On 30 May 1923, on the base of the Tiflis Public Library and Parliamentary Library, the State Public Library of Georgia was founded. In 1937 the library obtained the funds of the library of the Society for Dissemination of Literacy among Georgians, which was active in 1880–1927, that made it the most complete collection of the national printed materials. In 1957 the library joined international book exchange network. In 1989 the library purchased its first personal computer, and since 1990 the digital catalogues have been created.
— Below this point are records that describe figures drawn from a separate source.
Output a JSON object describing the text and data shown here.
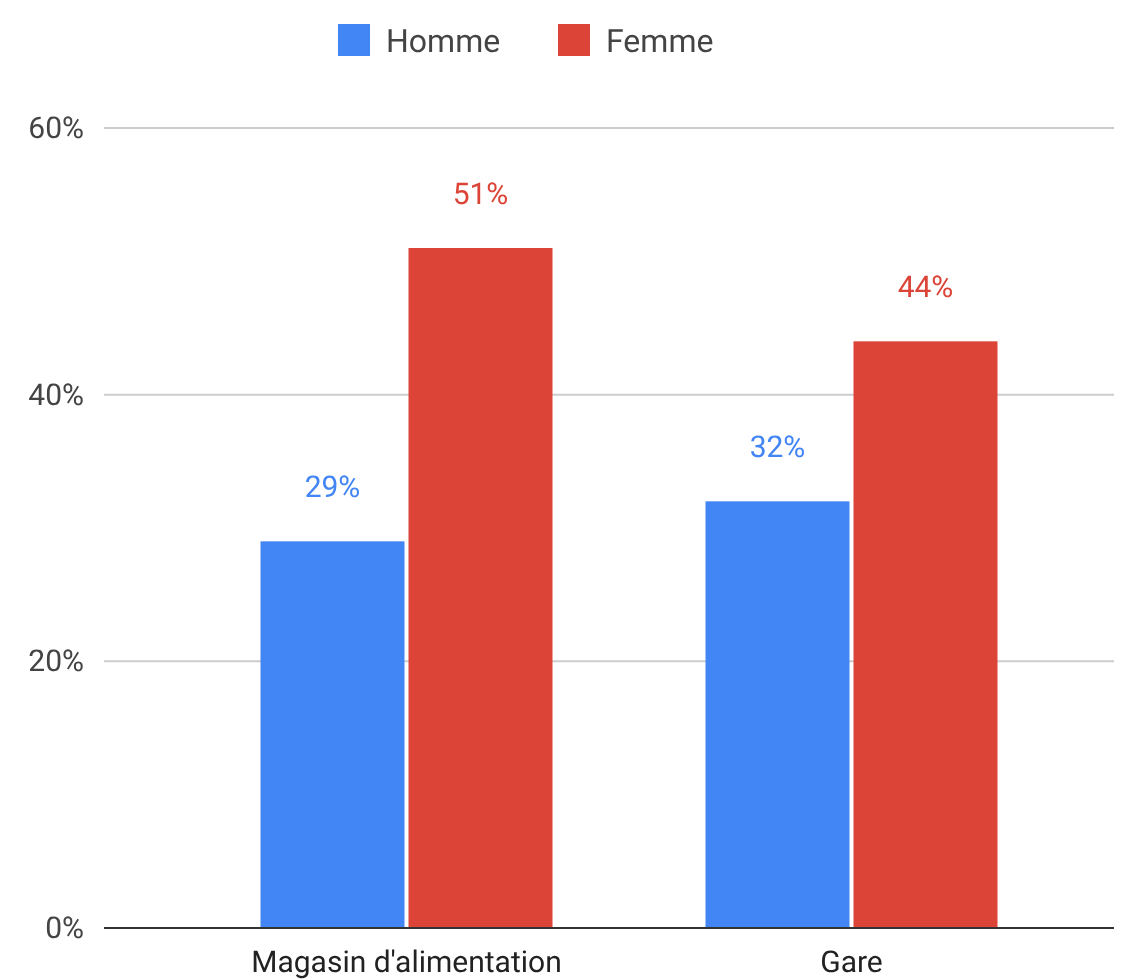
{
  "chart_data": {
    "type": "bar",
    "categories": [
      "Magasin d'alimentation",
      "Gare"
    ],
    "series": [
      {
        "name": "Homme",
        "color": "#4285f4",
        "values": [
          29,
          32
        ],
        "value_labels": [
          "29%",
          "32%"
        ]
      },
      {
        "name": "Femme",
        "color": "#db4437",
        "values": [
          51,
          44
        ],
        "value_labels": [
          "51%",
          "44%"
        ]
      }
    ],
    "ylim": [
      0,
      60
    ],
    "yticks": [
      {
        "value": 0,
        "label": "0%"
      },
      {
        "value": 20,
        "label": "20%"
      },
      {
        "value": 40,
        "label": "40%"
      },
      {
        "value": 60,
        "label": "60%"
      }
    ],
    "grid": "y",
    "legend": "top"
  }
}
From 1955 till 1990 the library was functioning under the name of "State Republic Library”; in 1990 it was granted the name "National Library of Georgia”. On 25 December 1996 it passed under control of Parliament of Georgia, and its official name was "National Parliamentary Library of Georgia” (NPLG). In 2000 it was named after Ilia Chavchavadze, the great Georgian literary and public figure, widely regarded as one of the founding fathers of modern Georgia. As of March 10, 2025, the National Library of Georgia has come under the purview of the Ministry of Culture of Georgia and has been formally designated as the "LEPL Ilia Chavchavadze National Library of Georgia".

Since 2006 the National Library of Georgia is a member of the International Federation of Library Associations and Institutions (IFLA).

In 2015 a video of a security guard named Omar Tsereteli playing the piano piece "Giorni dispari" by Ludovico Einaudi at the building gained international attention.